- Hundreds of thousands of PCs still at risk worldwide
- FBI ‘ring-fenced’ the virus late last year – but protection ends on Monday
- See below for advice on checking if your computer has been infected
PUBLISHED: 21:06 EST, 7 July 2012 | UPDATED: 10:29 EST, 8 July 2012
Tens of thousands of Americans whose computers are infected with malware will lose Internet service on Monday – but the meltdown is preventable by following a few simple steps.
The impending crash will affect those whose computers have been infected with the nasty ‘Alureon/DNS Changer bot’ when the FBI takes down the servers at 12.01 a.m. on Monday, July 9.
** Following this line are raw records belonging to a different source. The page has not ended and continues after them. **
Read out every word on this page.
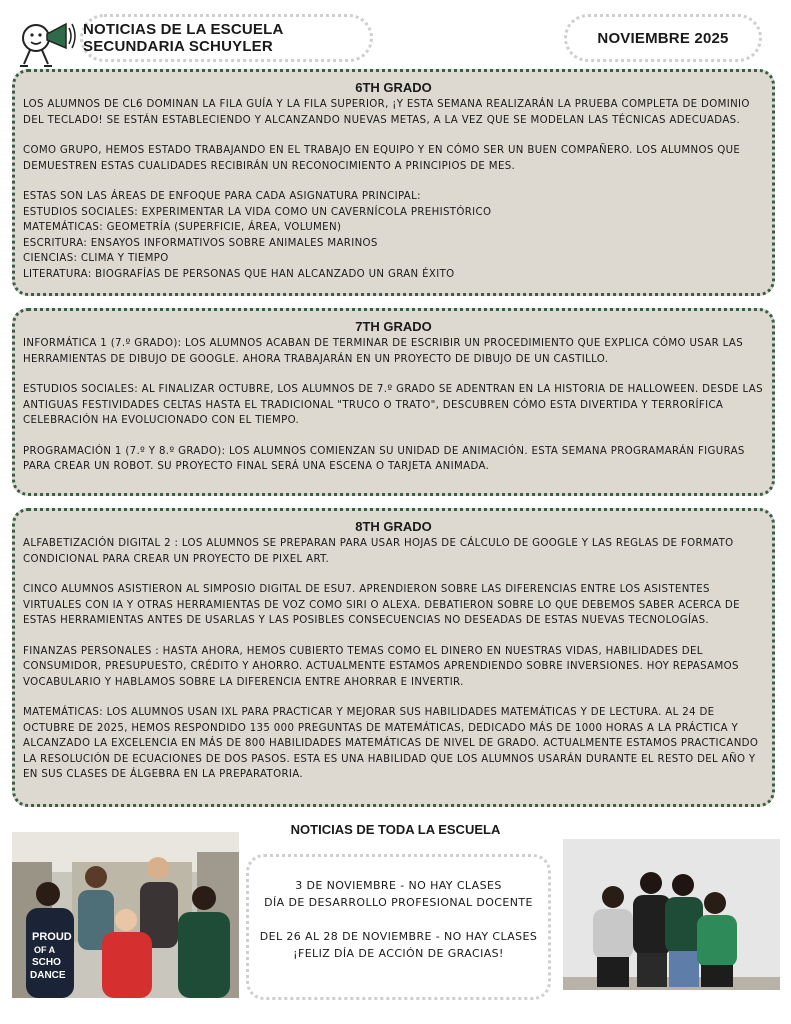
NOTICIAS DE LA ESCUELA SECUNDARIA SCHUYLER	NOVIEMBRE 2025
6TH GRADO

LOS ALUMNOS DE CL6 DOMINAN LA FILA GUÍA Y LA FILA SUPERIOR, ¡Y ESTA SEMANA REALIZARÁN LA PRUEBA COMPLETA DE DOMINIO DEL TECLADO! SE ESTÁN ESTABLECIENDO Y ALCANZANDO NUEVAS METAS, A LA VEZ QUE SE MODELAN LAS TÉCNICAS ADECUADAS.

COMO GRUPO, HEMOS ESTADO TRABAJANDO EN EL TRABAJO EN EQUIPO Y EN CÓMO SER UN BUEN COMPAÑERO. LOS ALUMNOS QUE DEMUESTREN ESTAS CUALIDADES RECIBIRÁN UN RECONOCIMIENTO A PRINCIPIOS DE MES.

ESTAS SON LAS ÁREAS DE ENFOQUE PARA CADA ASIGNATURA PRINCIPAL:
ESTUDIOS SOCIALES: EXPERIMENTAR LA VIDA COMO UN CAVERNÍCOLA PREHISTÓRICO
MATEMÁTICAS: GEOMETRÍA (SUPERFICIE, ÁREA, VOLUMEN)
ESCRITURA: ENSAYOS INFORMATIVOS SOBRE ANIMALES MARINOS
CIENCIAS: CLIMA Y TIEMPO
LITERATURA: BIOGRAFÍAS DE PERSONAS QUE HAN ALCANZADO UN GRAN ÉXITO

7TH GRADO

INFORMÁTICA 1 (7.º GRADO): LOS ALUMNOS ACABAN DE TERMINAR DE ESCRIBIR UN PROCEDIMIENTO QUE EXPLICA CÓMO USAR LAS HERRAMIENTAS DE DIBUJO DE GOOGLE. AHORA TRABAJARÁN EN UN PROYECTO DE DIBUJO DE UN CASTILLO.

ESTUDIOS SOCIALES: AL FINALIZAR OCTUBRE, LOS ALUMNOS DE 7.º GRADO SE ADENTRAN EN LA HISTORIA DE HALLOWEEN. DESDE LAS ANTIGUAS FESTIVIDADES CELTAS HASTA EL TRADICIONAL "TRUCO O TRATO", DESCUBREN CÓMO ESTA DIVERTIDA Y TERRORÍFICA CELEBRACIÓN HA EVOLUCIONADO CON EL TIEMPO.

PROGRAMACIÓN 1 (7.º Y 8.º GRADO): LOS ALUMNOS COMIENZAN SU UNIDAD DE ANIMACIÓN. ESTA SEMANA PROGRAMARÁN FIGURAS PARA CREAR UN ROBOT. SU PROYECTO FINAL SERÁ UNA ESCENA O TARJETA ANIMADA.

8TH GRADO

ALFABETIZACIÓN DIGITAL 2 : LOS ALUMNOS SE PREPARAN PARA USAR HOJAS DE CÁLCULO DE GOOGLE Y LAS REGLAS DE FORMATO CONDICIONAL PARA CREAR UN PROYECTO DE PIXEL ART.

CINCO ALUMNOS ASISTIERON AL SIMPOSIO DIGITAL DE ESU7. APRENDIERON SOBRE LAS DIFERENCIAS ENTRE LOS ASISTENTES VIRTUALES CON IA Y OTRAS HERRAMIENTAS DE VOZ COMO SIRI O ALEXA. DEBATIERON SOBRE LO QUE DEBEMOS SABER ACERCA DE ESTAS HERRAMIENTAS ANTES DE USARLAS Y LAS POSIBLES CONSECUENCIAS NO DESEADAS DE ESTAS NUEVAS TECNOLOGÍAS.

FINANZAS PERSONALES : HASTA AHORA, HEMOS CUBIERTO TEMAS COMO EL DINERO EN NUESTRAS VIDAS, HABILIDADES DEL CONSUMIDOR, PRESUPUESTO, CRÉDITO Y AHORRO. ACTUALMENTE ESTAMOS APRENDIENDO SOBRE INVERSIONES. HOY REPASAMOS VOCABULARIO Y HABLAMOS SOBRE LA DIFERENCIA ENTRE AHORRAR E INVERTIR.

MATEMÁTICAS: LOS ALUMNOS USAN IXL PARA PRACTICAR Y MEJORAR SUS HABILIDADES MATEMÁTICAS Y DE LECTURA. AL 24 DE OCTUBRE DE 2025, HEMOS RESPONDIDO 135 000 PREGUNTAS DE MATEMÁTICAS, DEDICADO MÁS DE 1000 HORAS A LA PRÁCTICA Y ALCANZADO LA EXCELENCIA EN MÁS DE 800 HABILIDADES MATEMÁTICAS DE NIVEL DE GRADO. ACTUALMENTE ESTAMOS PRACTICANDO LA RESOLUCIÓN DE ECUACIONES DE DOS PASOS. ESTA ES UNA HABILIDAD QUE LOS ALUMNOS USARÁN DURANTE EL RESTO DEL AÑO Y EN SUS CLASES DE ÁLGEBRA EN LA PREPARATORIA.

NOTICIAS DE TODA LA ESCUELA
PROUD
OF A
SCHO
DANCE
3 DE NOVIEMBRE - NO HAY CLASES
DÍA DE DESARROLLO PROFESIONAL DOCENTE
DEL 26 AL 28 DE NOVIEMBRE - NO HAY CLASES
¡FELIZ DÍA DE ACCIÓN DE GRACIAS!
To avoid the meltdown, users need to determine if their computer is infected with DNS Changer. Antivirus software will not have offered protection, and Mac computers are also at risk.
To check, users can visit www.dns-ok.us. If you see a red background, your machine has been infected, and while green signals good news, you could still be at risk.
You can also go to www.dcwg.org, run by the DNS Changer Working Group, a collection of experts the FBI recruited to help with the problem.
The site includes links to commercial sites that will run a quick check on the computer, and it also lays out detailed instructions if users want to actually check the computer themselves.
Once there, click on ‘Detect’ and scroll to ‘Manually Checking if your DNS server have been Changed’. Click on the option for your system and follow the step-by-step guide.
THE SIMPLE STEPS TO STAY SAFE
If you are worried about the impending meltdown, follow these steps:
1) Visit this FBI-approved site – http://www.dns-ok.us – and see if you get an ‘all-clear’ green background or an ‘at risk’ red background.
2) If you have a red background, visit http://www.dcwg.org/fix which lists free virus scanner and removal software.
Our personal recommendations from the free range are Microsoft Windows Defender and Avira.
For more information, visit here: http://www.dcwg.org/detect/
Your Internet service provider might also be able to help if you think your computer could have been affected.
Scroll to the bottom of www.dcwg.org/detect to see a list of the pages set up by providers for users.
If you discover that your computer has been infected, you can follow the steps at www.dcwg.org/fix. It is recommended to back up your files.
The cause of the crash is a piece of software, which was designed to redirect you from trusted websites to other sites in a bid to steal personal information and which found its way onto hundreds of thousands of computers last year.
When the attack was noticed, the FBI took the unusual step of setting up a ‘safety-net’, routing infected machines through their server to stop the ‘spoof’ attacks.
These servers will be taken down on 12.01 a.m. on Monday, July 9, and when this happens, people still infected are likely to lose their internet connection without warning.
The warnings about the problem have been splashed across Facebook and Google. Internet service providers have sent notices, and the FBI has set up its special website.
Despite repeated alerts, the number of computers that probably are infected is more than 277,000 worldwide, down from about 360,000 in April.
Of those still infected, the FBI believes that about 64,000 are in the United States.
Users whose computers are still infected on Monday will lose their ability to go online, and they will have to call their service providers for help deleting the malware and reconnecting to the Internet.
According to Tom Grasso, an FBI supervisory special agent, many Internet providers are ready for the problem and have plans to try to help their customers.
Grasso said other Internet providers may come up with technical solutions that they will put in place on Monday that will either correct the problem or provide information to customers.
If the Internet providers correct the server problem, the Internet will work, but the malware will remain on victims’ computers and could pose future problems.
In addition to individual computer owners, about 50 Fortune 500 companies are still infected, Grasso said.